Ubiquisys targets capacity crunch with small cell launch
Harnesses many features of its femtocell platform to reduce cost, but turns to Texas Instruments for silicon
Published: 11 May, 2011
READ MORE: Ubiquisys | Femtocell | WCDMA
Shrinking the base station is one of the cellcos' favourite themes as they grapple with the mobile data boom, but few products have yet appeared for the outdoor network. Deconstructed RAN architectures like Alcatel-Lucent's lightRadio will clearly embrace dense networks of small cells in future. But for a low cost, low power solution to add capacity to conventional networks, operators may look to the femtocell vendors, which are working on making their residential platforms suitable for carriers' outdoor metro roll-outs. Coming from this camp is UK-based Ubiquisys, which has announced a dual-mode W-CDMA/LTE 'metrocell'.

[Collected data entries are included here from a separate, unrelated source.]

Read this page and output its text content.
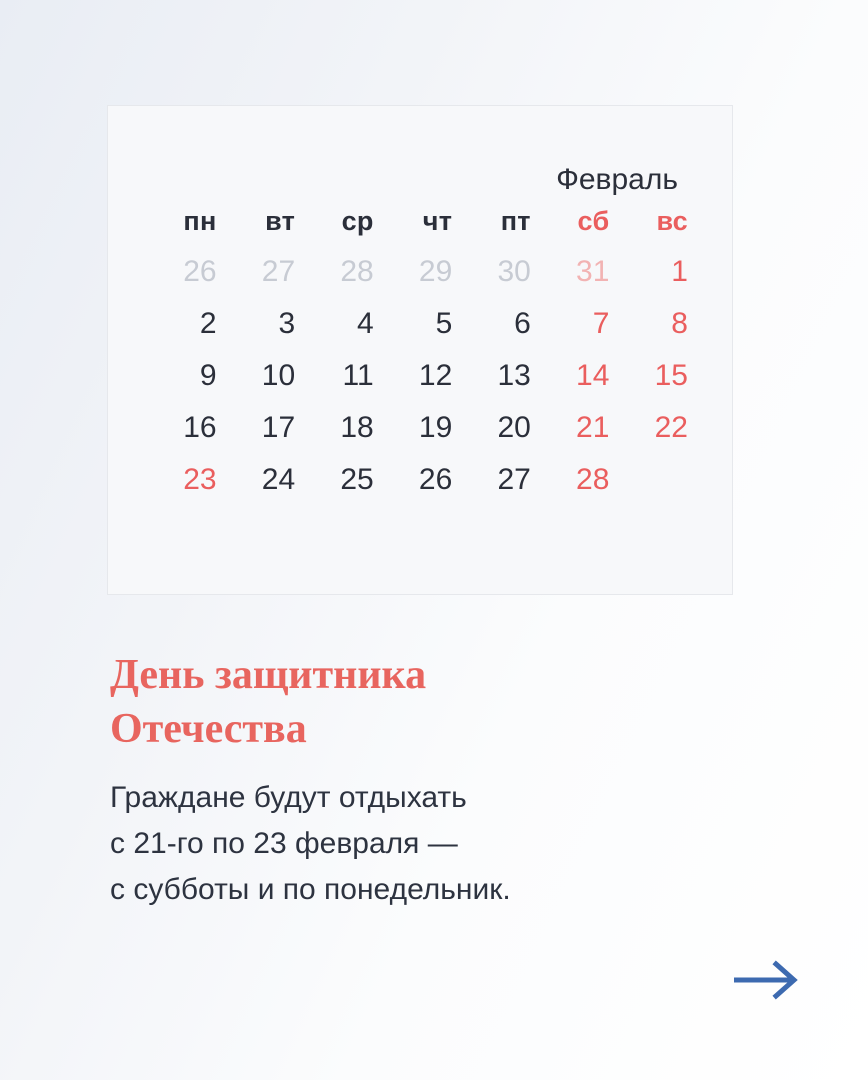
Февраль
пн	вт	ср	чт	пт	сб	вс
26	27	28	29	30	31	1
2	3	4	5	6	7	8
9	10	11	12	13	14	15
16	17	18	19	20	21	22
23	24	25	26	27	28
День защитника
Отечества
Граждане будут отдыхать
с 21-го по 23 февраля —
с субботы и по понедельник.
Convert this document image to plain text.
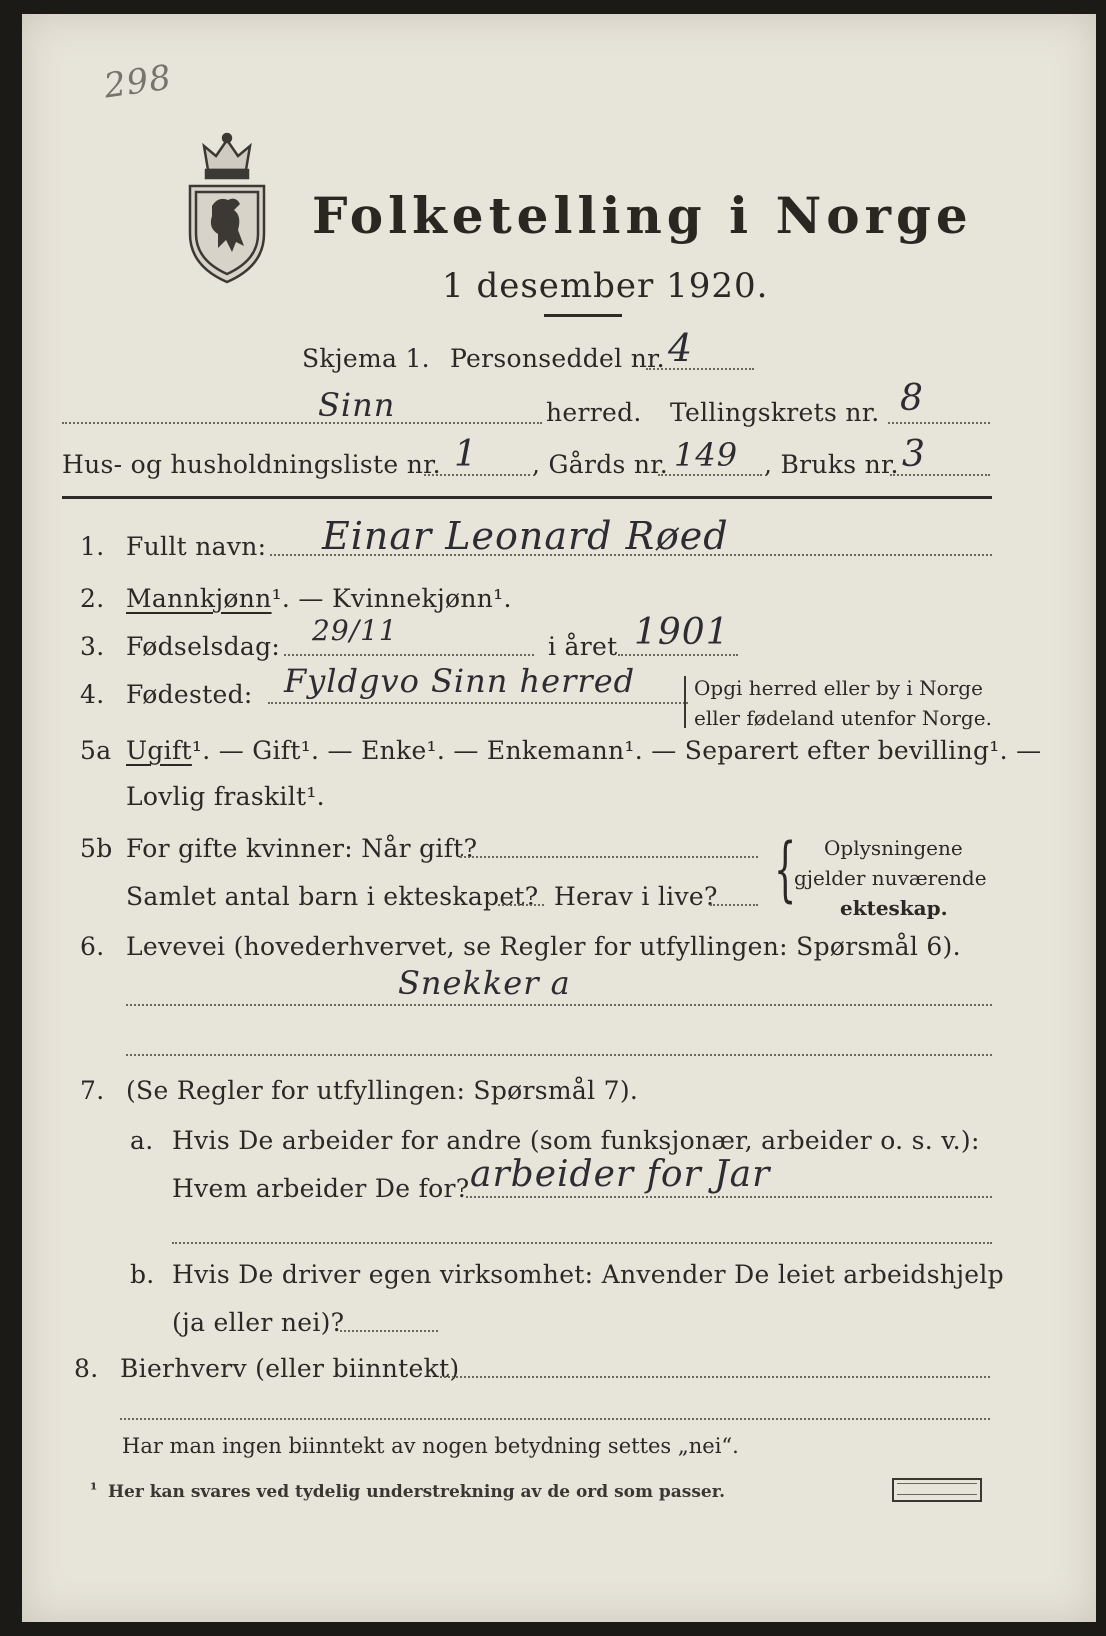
298
Folketelling i Norge
1 desember 1920.
Skjema 1. Personseddel nr. 4
Sinn	herred. Tellingskrets nr. 8
Hus- og husholdningsliste nr. 1 , Gårds nr. 149 , Bruks nr. 3
1. Fullt navn: Einar Leonard Røed
2. Mannkjønn¹. — Kvinnekjønn¹.
3. Fødselsdag: 29/11	i året 1901
4. Fødested: Fyldgvo Sinn herred	Opgi herred eller by i Norge
eller fødeland utenfor Norge.
5a Ugift¹. — Gift¹. — Enke¹. — Enkemann¹. — Separert efter bevilling¹. —
Lovlig fraskilt¹.
5b For gifte kvinner: Når gift?
Samlet antal barn i ekteskapet? Herav i live? { Oplysningene
gjelder nuværende
ekteskap.
6. Levevei (hovederhvervet, se Regler for utfyllingen: Spørsmål 6).
Snekker a
7. (Se Regler for utfyllingen: Spørsmål 7).
a. Hvis De arbeider for andre (som funksjonær, arbeider o. s. v.):
Hvem arbeider De for? arbeider for Jar
b. Hvis De driver egen virksomhet: Anvender De leiet arbeidshjelp
(ja eller nei)?
8. Bierhverv (eller biinntekt)
Har man ingen biinntekt av nogen betydning settes „nei“.
¹ Her kan svares ved tydelig understrekning av de ord som passer.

The company's CTO and co-founder, Will Franks, said the product draws heavily on the experience in residential and enterprise femtocells, particularly in techniques to reduce the cost of adding capacity - lower capex, as well as opex improvements such as self-organizing networks (SON), or use of consumer class broadband for backhaul. "There is a large amount of heritage from the consumer and enterprise markets," he said. "Some things need to be done differently, but not dramatically."
In particular, he says carriers want to use their femtocell infrastructure when they add small cells to boost 3G capacity (and upgrade to LTE eventually). This reduces cost, and this requirement provides the main opportunity for specialist suppliers like Ubiquisys to play in a market where they will increasingly run into the base station giants. While these OEMs have picocells to offer, these are integrated into the traditional macro infrastructure such as RNCs, limiting the cost and flexibility advantages. Many carriers are keen to create a separate 'layer' of small cell capacity.
"The crossover point will be different for different operators but many will use the femtocell back end, at least at first. Some big players have femtocell gateways but only Alcatel-Lucent, and possibly Huawei, are really in the femto world," said Franks. This could open up opportunities for OEM or distribution deals for smaller players.
However, while the product may be using the surrounding connections of a femtocell, it has not gone as far as to use a pure femtocell system-on-chip, instead opting for the recently announced small cell platform from Texas Instruments, based on its KeyNote technology. Ubiquisys' current residential and enterprise products are based on the Broadcom/Percello femto SoC, but Franks cast some doubt over notions that specialist femtocell designs are ready to be scaled up to the main carrier network, saying "we wanted a partner with knowledge of the macro network, of scaling up the raw horsepower. TI knows how to shift that huge amount of data around". He said Ubiquisys conducted an eight-month evaluation, in which it also examined the much publicized new single-chip offering from Freescale, which is targeted at small cells and underpins Alcatel-Lucent's lightRadio.